La Clabough è stata coinvolta nelle attività di salvaguardia delle tsartarughe marine da Nerds Without Borders mentre passeggiata sulla spiaggia con il suo cane e ora ha presentato una ricerca che dimostra che un dispositivo a forma di uovo inserito in un nido scavato nella sabbia da una tartaruga marina può prevedere in modo affidabile i tempi di schiusa. Si tratta di una svolta che promette di ridurre l’attesa sia degli ambientalisti che controllano i nidi sia dei turisti che vorrebbero utilizzare porzioni di spiaggia transennate per consentire alle tartarughine marine di raggiungere il mare senza essere disturbate. La Clabough evidenzia che «Questo è qualcosa che aiuta non solo le tartarughe, ma un gruppo di persone».
La ricerca è stata condotta in collaborazione con il National Park Service Usa, che negli anni scorsi ha ricevuto diverse proteste a causa della chiusura delle spiagge dove nidificano le tartarughe marine e che or può prevedere con maggiore precisione quando è necessario espandere le barriere ed evitare così una miriade di altre preoccupazioni relative alla schiusa.
Le tartarughe marine, come le Caretta caretta che nidificano nel Cape Hatteras National Seashore in North Carolina, sulle quali si è concentrato principalmente lo studio, sono protette a livello federale. Gli ambientalisti vogliono assicurarsi che le tartarughe, che di solito emergono dal nido di notte, riescana a raggiungere sicurezza dell’oceano dopo che si sono schiuse. Le luci artificiali delle case costruite accanto alla spiaggia o anche un falò di turisti potrebbe mandare le tartarughine nella direzione sbagliata. E qui, negli Usa come in Italia e in molti altri Paesi, entrano in azione i tartawatchers per aiutarle e indirizzarle verso il mare.
All’University of Virginia ricordano però che «Sfortunatamente, il servizio di babysitting volontario è stato storicamente poco preciso. I watchers dovevano vedere la deposizione del nido, quindi contare in avanti nel tempo per trovare una finestra per la schiusa, che può essere larga da una a due settimane».
La Clabough aggiunge che «Sebbene restrizioni negli ultimi anni Hatteras Island abbia lavorato per migliorare le sue, i protocolli del Park Service richiedono perimetrazioni ampie del nido, con la chiusura delle spiagge interessate da una certa data dopo la deposizione. Non si basano su quando le tartarughe si schiudono effettivamente sotto la sabbia».
Ma gli scienziati non erano sicuri di come le piccole tartarughe marine riuscissero a sincronizzare la loro uscita dal nido e, per capire la vita segreta delle baby tartarughe sotto la sabbia, Nerds Without Borders ha deciso di creare un uovo con un rilevatore di movimento, un accelerometro.
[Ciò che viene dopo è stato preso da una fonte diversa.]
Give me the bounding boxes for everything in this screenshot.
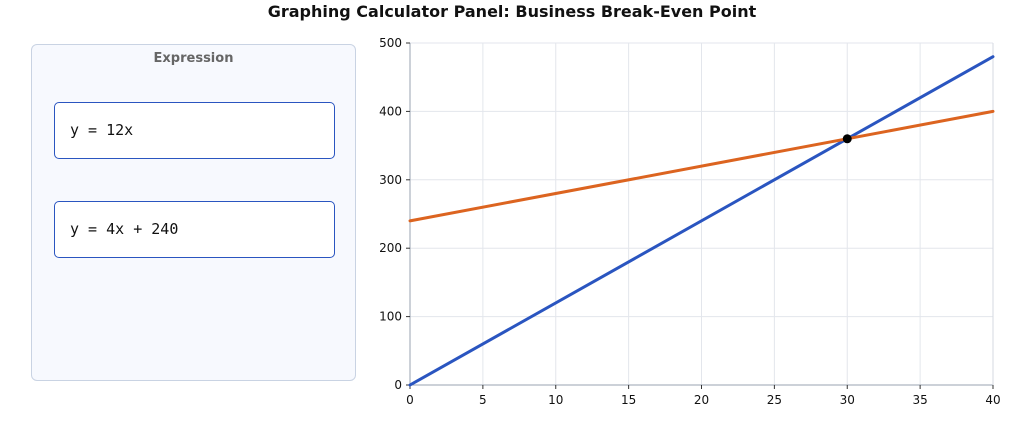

Tra loro c’erano il fondatore di Nerds David Hermeyer, l’IBM master inventor Thomas Zimmerman e l’ingegnere in pensione Samuel Wantman della North Carolina State University. Alla ricerca hanno anche partecipato il noto biologo Joshua Chamberlin dell’Hatteras-Sydney College e l’ONG Hatteras Island Ocean Center che organizza il lavoro dei volontari ad Hatteras. Uno schema nerd che è stato chiamato “TurtleSense”.
Wantman, racconta che «Quando ogni tartaruga emerge dal suo guscio, si arrampica per unirsi ai suoi fratelli in cima alla covata di uova, creando un’ondata di commozione tra tutti gli altri cuccioli di tartaruga nel nido. Quando non c’è più trambusto c’è un periodo di quiete, che può essere l’impulso per tutti i piccoli di ribollire fuori dal nido insieme».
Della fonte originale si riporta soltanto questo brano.